Vectors and Simple Manipulations

This section introduces the basic operations on vectors, most of which are done element-wise. Please pay attention to the recycling of vectors (usually, recycling doesn't generate an error or a warning, so it is easy to miss if it was unintended), missing values (NA), and logical vectors often used for data subsetting.

Vector arithmetic

Vectors can be used in arithmetic expressions, in which case the operations are performed element by element. Vectors occurring in the same expression need not all be of the same length. If they are not, the value of the expression is a vector with the same length as the longest vector which occurs in the expression. Shorter vectors in the expression are recycled as often as need be (perhaps fractionally) until they match the length of the longest vector. In particular a constant is simply repeated. So with the above assignments the command

> v <- 2*x + y + 1

generates a new vector v of length 11 constructed by adding together, element by element, 2*x repeated 2.2 times, y repeated just once, and 1 repeated 11 times.

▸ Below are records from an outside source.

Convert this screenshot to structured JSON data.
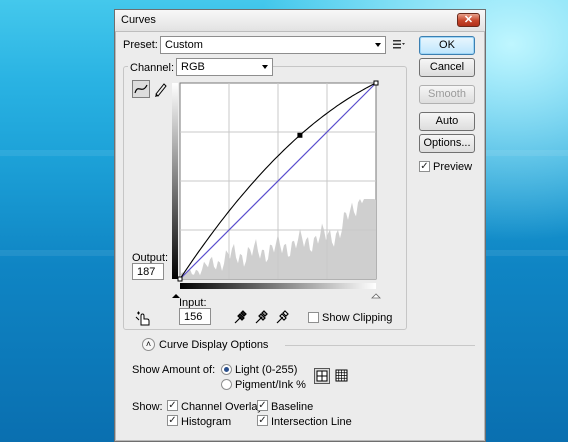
{
  "window": {
    "title": "Curves",
    "close_glyph": "✕"
  },
  "preset": {
    "label": "Preset:",
    "value": "Custom",
    "menu_icon": "preset-menu-icon"
  },
  "channel": {
    "label": "Channel:",
    "value": "RGB"
  },
  "buttons": {
    "ok": "OK",
    "cancel": "Cancel",
    "smooth": "Smooth",
    "auto": "Auto",
    "options": "Options..."
  },
  "preview": {
    "label": "Preview",
    "checked": true
  },
  "output": {
    "label": "Output:",
    "value": "187"
  },
  "input": {
    "label": "Input:",
    "value": "156"
  },
  "show_clipping": {
    "label": "Show Clipping",
    "checked": false
  },
  "curve_display_options": {
    "label": "Curve Display Options"
  },
  "show_amount": {
    "label": "Show Amount of:",
    "light": "Light  (0-255)",
    "pigment": "Pigment/Ink %",
    "selected": "light"
  },
  "show": {
    "label": "Show:",
    "channel_overlays": {
      "label": "Channel Overlays",
      "checked": true
    },
    "baseline": {
      "label": "Baseline",
      "checked": true
    },
    "histogram": {
      "label": "Histogram",
      "checked": true
    },
    "intersection_line": {
      "label": "Intersection Line",
      "checked": true
    }
  },
  "curve": {
    "control_point": {
      "input": 156,
      "output": 187
    },
    "curve_color": "#000000",
    "overlay_color": "#5b4fcf"
  }
}
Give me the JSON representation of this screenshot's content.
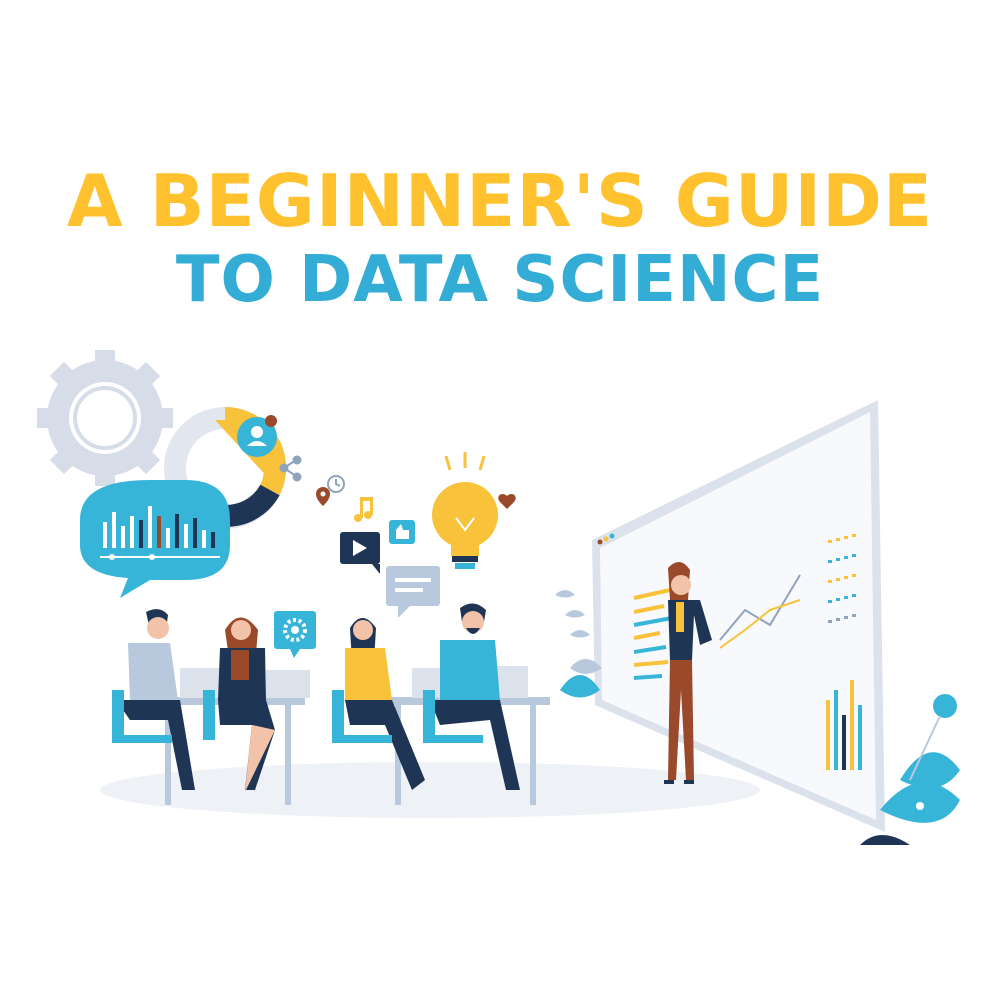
{
  "title": {
    "line1": "A BEGINNER'S GUIDE",
    "line2": "TO DATA SCIENCE"
  },
  "colors": {
    "title_line1": "#FFC22E",
    "title_line2": "#33ADD5",
    "accent_teal": "#37B5D9",
    "accent_yellow": "#F8C23A",
    "navy": "#1F3556",
    "gear_gray": "#D7DDE8",
    "rust": "#9A4A2A"
  },
  "icons": [
    "gear-icon",
    "donut-chart-icon",
    "user-profile-icon",
    "share-icon",
    "clock-icon",
    "location-pin-icon",
    "music-note-icon",
    "like-icon",
    "play-icon",
    "lightbulb-icon",
    "heart-icon",
    "chat-bubble-icon",
    "settings-icon",
    "bar-chart-bubble-icon",
    "plant-icon"
  ]
}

The elementary arithmetic operators are the usual +, -, *, / and ^ for raising to a power. In addition all of the common arithmetic functions are available. log, exp, sin, cos, tan, sqrt, and so on, all have their usual meaning. max and min select the largest and smallest elements of a vector respectively. range is a function whose value is a vector of length two, namely c(min(x), max(x)). length(x) is the number of elements in x, sum(x) gives the total of the elements in x, and prod(x) their product.

Two statistical functions are mean(x) which calculates the sample mean, which is the same as sum(x)/length(x), and var(x) which gives

sum((x-mean(x))^2)/(length(x)-1)

or sample variance. If the argument to var() is an n-by-p matrix the value is a p-by-p sample covariance matrix got by regarding the rows as independent p-variate sample vectors.

sort(x) returns a vector of the same size as x with the elements arranged in increasing order; however there are other more flexible sorting facilities available (see order() or sort.list() which produce a permutation to do the sorting).

Note that max and min select the largest and smallest values in their arguments, even if they are given several vectors. The parallel maximum and minimum functions pmax and pmin return a vector (of length equal to their longest argument) that contains in each element the largest (smallest) element in that position in any of the input vectors.

For most purposes the user will not be concerned if the "numbers" in a numeric vector are integers, reals or even complex. Internally calculations are done as double precision real numbers, or double precision complex numbers if the input data are complex.

To work with complex numbers, supply an explicit complex part. Thus

sqrt(-17)

will give NaN and a warning, but

sqrt(-17+0i)

will do the computations as complex numbers.